Uniparental disomy is a rare abnormality where both copies of a homologous chromosome pair are inherited from the same parent.

• First identified in Angelman syndrome and Prader-Willi syndrome, usually caused by deletion of a region on chromosome 15.

Polyploidy

Polyploidy is the presence of three or more sets of chromosomes in the nucleus. It can arise by duplication within a species (autopolyploidy) or by combining chromosome sets from different species (allopolyploidy).

• Meiotic nondisjunction can produce diploid gametes, leading to triploid (3n) or tetraploid (4n) offspring.

• Mitotic nondisjunction can double chromosome number in somatic cells.

• Polyploidy increases fruit and flower size, but often decreases fertility in odd-numbered polyploids (e.g., 3n, 5n).

• Hybrid vigor: polyploids may show increased growth, yield, and disease resistance.

• Polyploidy can lead to rapid speciation.

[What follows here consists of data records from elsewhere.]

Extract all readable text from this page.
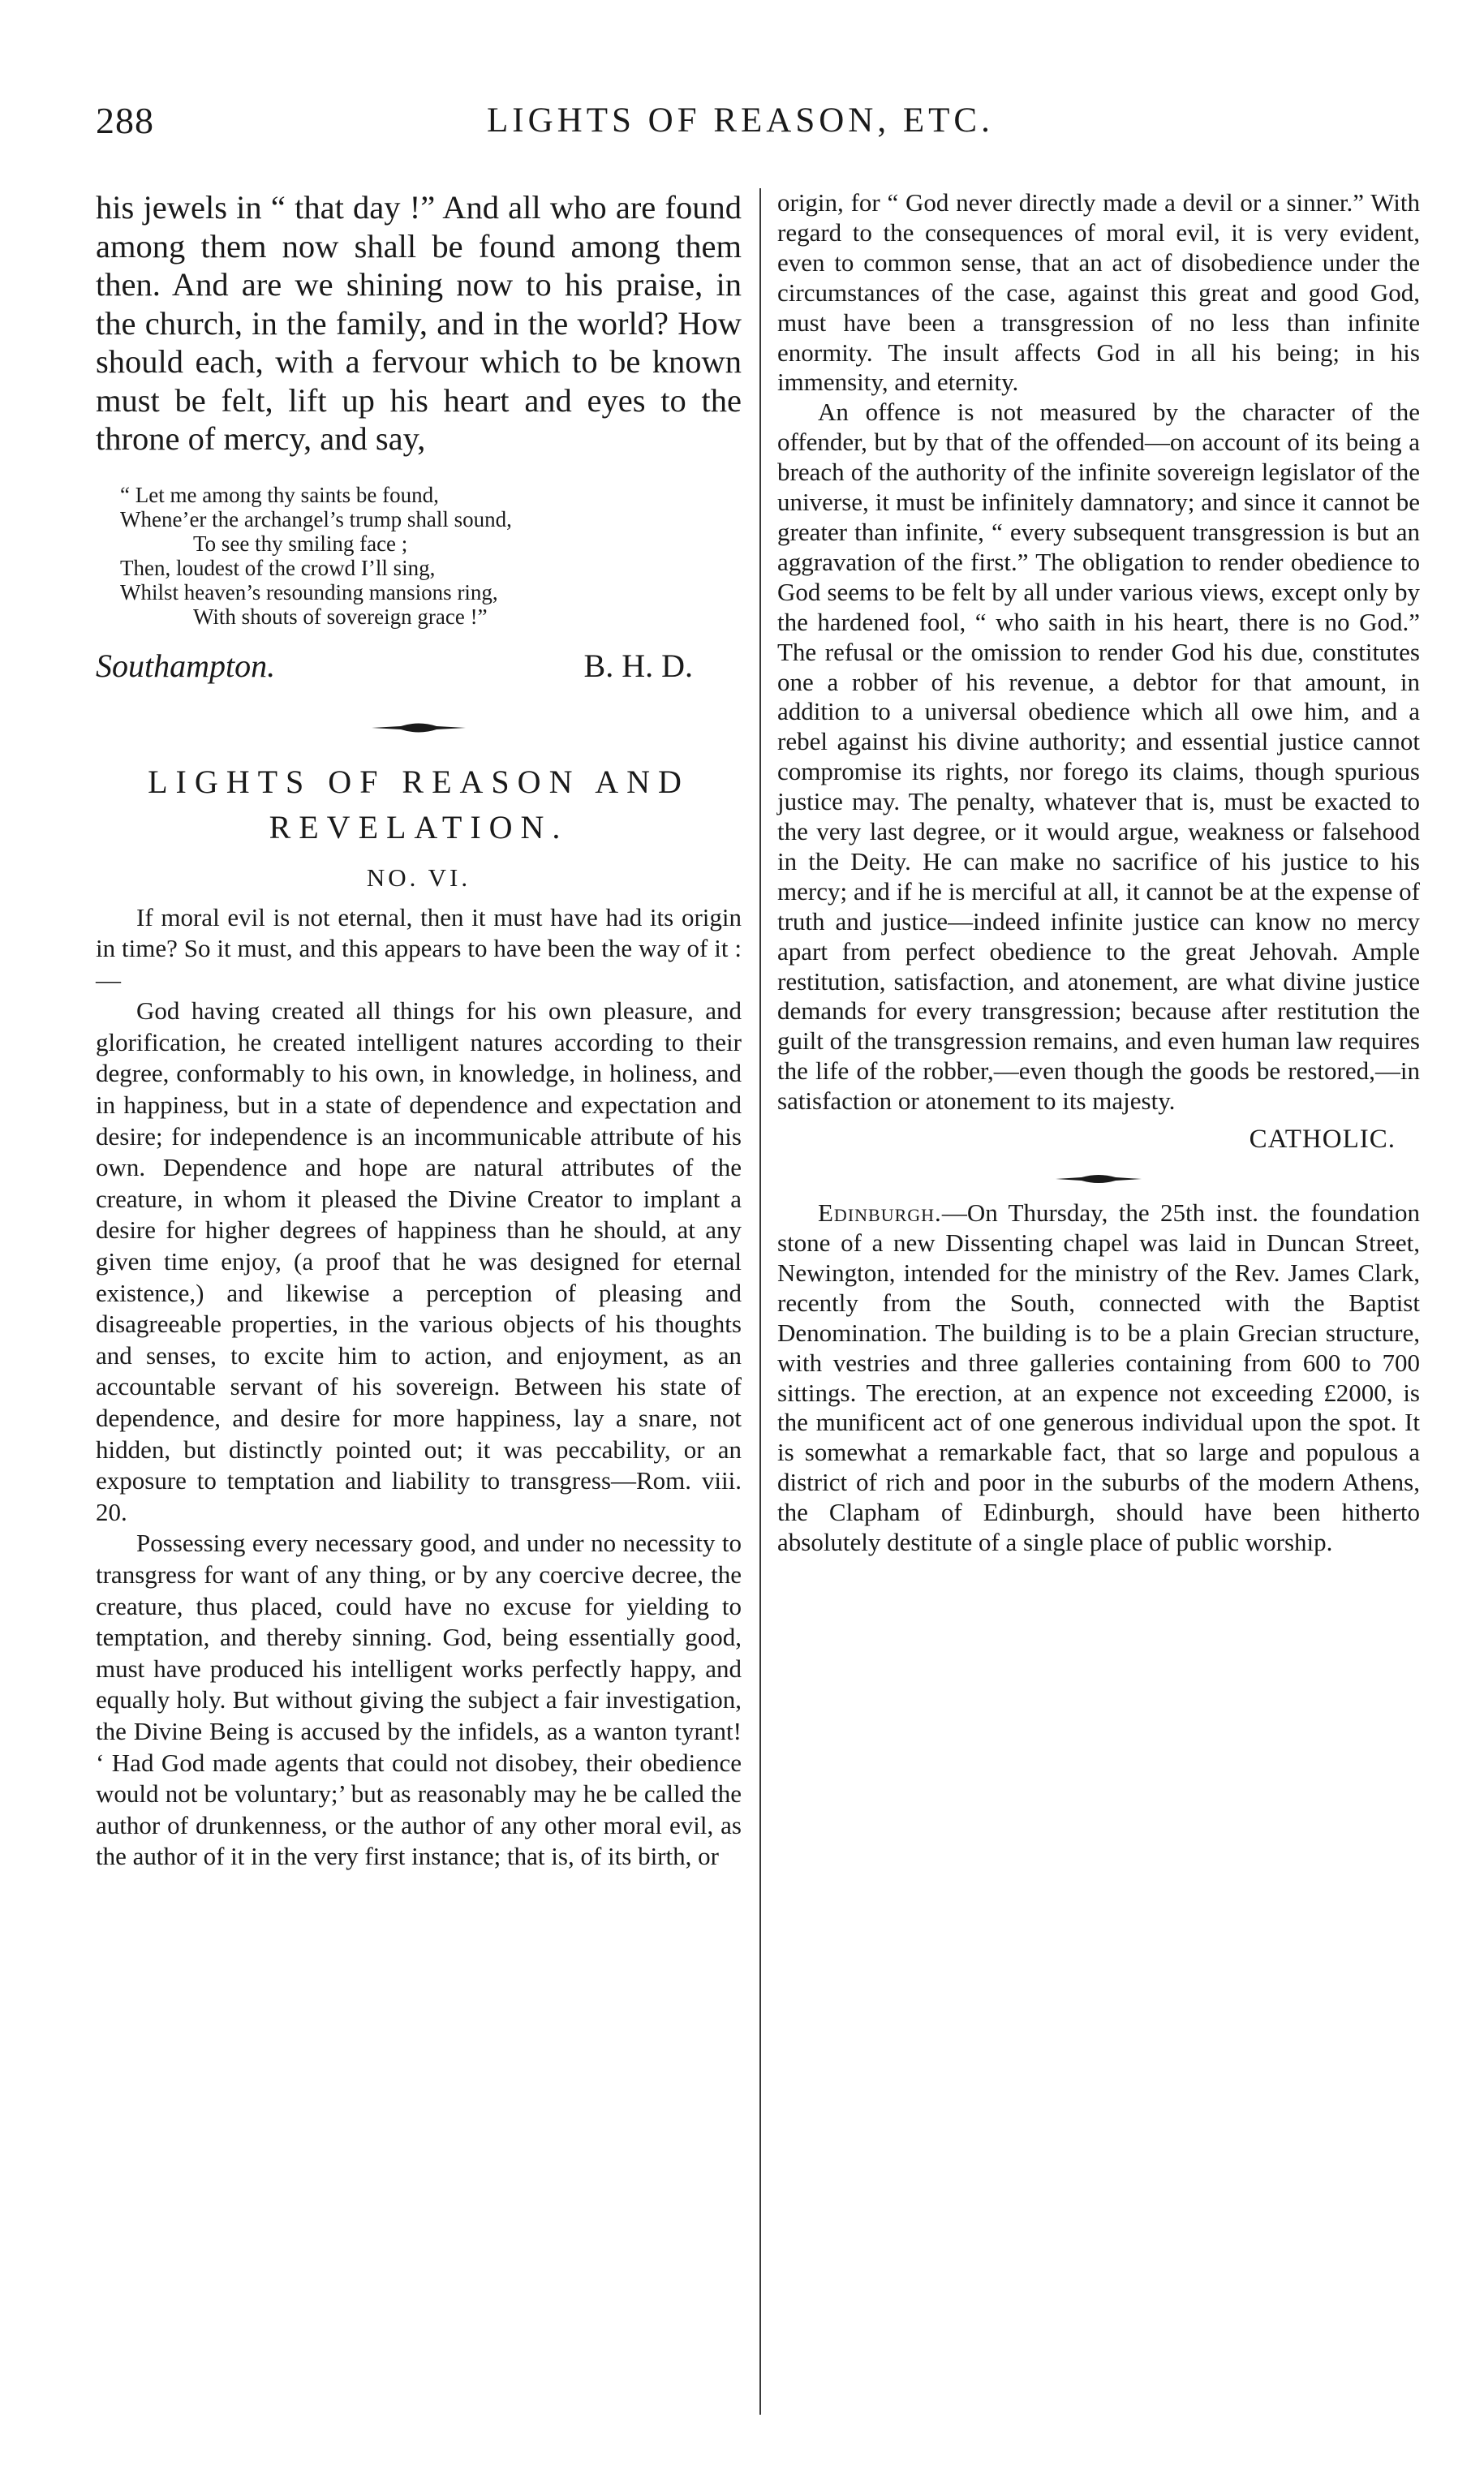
288	LIGHTS OF REASON, ETC.

his jewels in “ that day !” And all who are found among them now shall be found among them then. And are we shining now to his praise, in the church, in the family, and in the world? How should each, with a fervour which to be known must be felt, lift up his heart and eyes to the throne of mercy, and say,

“ Let me among thy saints be found,
Whene’er the archangel’s trump shall sound,
To see thy smiling face ;
Then, loudest of the crowd I’ll sing,
Whilst heaven’s resounding mansions ring,
With shouts of sovereign grace !”
Southampton.	B. H. D.
LIGHTS OF REASON AND
REVELATION.
NO. VI.

If moral evil is not eternal, then it must have had its origin in time? So it must, and this appears to have been the way of it :—

God having created all things for his own pleasure, and glorification, he created intelligent natures according to their degree, conformably to his own, in knowledge, in holiness, and in happiness, but in a state of dependence and expectation and desire; for independence is an incommunicable attribute of his own. Dependence and hope are natural attributes of the creature, in whom it pleased the Divine Creator to implant a desire for higher degrees of happiness than he should, at any given time enjoy, (a proof that he was designed for eternal existence,) and likewise a perception of pleasing and disagreeable properties, in the various objects of his thoughts and senses, to excite him to action, and enjoyment, as an accountable servant of his sovereign. Between his state of dependence, and desire for more happiness, lay a snare, not hidden, but distinctly pointed out; it was peccability, or an exposure to temptation and liability to transgress—Rom. viii. 20.

Possessing every necessary good, and under no necessity to transgress for want of any thing, or by any coercive decree, the creature, thus placed, could have no excuse for yielding to temptation, and thereby sinning. God, being essentially good, must have produced his intelligent works perfectly happy, and equally holy. But without giving the subject a fair investigation, the Divine Being is accused by the infidels, as a wanton tyrant! ‘ Had God made agents that could not disobey, their obedience would not be voluntary;’ but as reasonably may he be called the author of drunkenness, or the author of any other moral evil, as the author of it in the very first instance; that is, of its birth, or

origin, for “ God never directly made a devil or a sinner.” With regard to the consequences of moral evil, it is very evident, even to common sense, that an act of disobedience under the circumstances of the case, against this great and good God, must have been a transgression of no less than infinite enormity. The insult affects God in all his being; in his immensity, and eternity.

An offence is not measured by the character of the offender, but by that of the offended—on account of its being a breach of the authority of the infinite sovereign legislator of the universe, it must be infinitely damnatory; and since it cannot be greater than infinite, “ every subsequent transgression is but an aggravation of the first.” The obligation to render obedience to God seems to be felt by all under various views, except only by the hardened fool, “ who saith in his heart, there is no God.” The refusal or the omission to render God his due, constitutes one a robber of his revenue, a debtor for that amount, in addition to a universal obedience which all owe him, and a rebel against his divine authority; and essential justice cannot compromise its rights, nor forego its claims, though spurious justice may. The penalty, whatever that is, must be exacted to the very last degree, or it would argue, weakness or falsehood in the Deity. He can make no sacrifice of his justice to his mercy; and if he is merciful at all, it cannot be at the expense of truth and justice—indeed infinite justice can know no mercy apart from perfect obedience to the great Jehovah. Ample restitution, satisfaction, and atonement, are what divine justice demands for every transgression; because after restitution the guilt of the transgression remains, and even human law requires the life of the robber,—even though the goods be restored,—in satisfaction or atonement to its majesty.

CATHOLIC.

Edinburgh.—On Thursday, the 25th inst. the foundation stone of a new Dissenting chapel was laid in Duncan Street, Newington, intended for the ministry of the Rev. James Clark, recently from the South, connected with the Baptist Denomination. The building is to be a plain Grecian structure, with vestries and three galleries containing from 600 to 700 sittings. The erection, at an expence not exceeding £2000, is the munificent act of one generous individual upon the spot. It is somewhat a remarkable fact, that so large and populous a district of rich and poor in the suburbs of the modern Athens, the Clapham of Edinburgh, should have been hitherto absolutely destitute of a single place of public worship.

Example: Production of new allopolyploid species in wheat involves chromosome doubling and hybridization between species.

Chromosome Breakage: Mutation by Loss, Gain, and Rearrangement

Chromosome breakage can result in loss, gain, or rearrangement of chromosome segments, leading to gene dosage imbalances and severe abnormalities.

• Terminal deletions: loss of chromosome ends.

• Interstitial deletions: loss of internal segments due to two breaks.

• Unequal crossover can create syndromes such as Williams-Beuren syndrome.

Chromosome Terminal and Interstitial Deletions

• Terminal deletion: loss of a chromosome end, as seen in cri-du-chat syndrome (chromosome 5).

• Interstitial deletion: loss of an internal segment, as in WAGR syndrome (chromosome 11).

Deletion Mapping

Pseudodominance occurs when a recessive allele is expressed due to deletion of the dominant allele. Deletion mapping is used to locate genes by observing phenotypes in individuals with specific deletions.

Example: Mapping the Drosophila Notch (n) gene using partial deletion mutants.

Chromosome Inversion and Translocation

Chromosome breakage can lead to reattachment of segments in incorrect orientations or to nonhomologous chromosomes.

• Inversion: segment reattached in reverse orientation; can be paracentric (does not include centromere) or pericentric (includes centromere).

• Translocation: segment attached to a nonhomologous chromosome; can be nonreciprocal, reciprocal balanced, or Robertsonian (chromosome fusion).

• Inversions suppress recombination within the inverted region, potentially affecting fertility.

• Translocation heterozygotes may be phenotypically normal but can experience semisterility due to segregation abnormalities.

Chromatin Organization and Chromosome Structure

Eukaryotic chromosomes are organized into chromatin, which is essential for chromosome function, gene regulation, and compaction within the nucleus.

• Five types of histone proteins: H1, H2A, H2B, H3, H4.

• Nucleosome: fundamental unit, consisting of an octamer of histones (2 each of H2A, H2B, H3, H4) wrapped by ~146 bp of DNA.

• Histone H1 stabilizes higher-order structures.

• Chromatin exists as a 10-nm "beads-on-a-string" fiber and condenses into a 30-nm solenoid structure.

• Further condensation forms 300-nm loops attached to a protein scaffold, giving chromosomes their shape.

• Chromosome compaction is crucial for efficient segregation during cell division and regulation of gene expression.

Nucleosome Disassembly and Reassembly During Replication

During DNA replication, nucleosomes are partially disassembled and reassembled, with old histones retained and new histones incorporated.

• Most nucleosomes after replication are assembled from both old and new histone components.

Additional info: These notes expand on the original slides by providing definitions, examples, and context for key genetic concepts, including mechanisms and consequences of chromosome abnormalities and molecular organization in eukaryotes.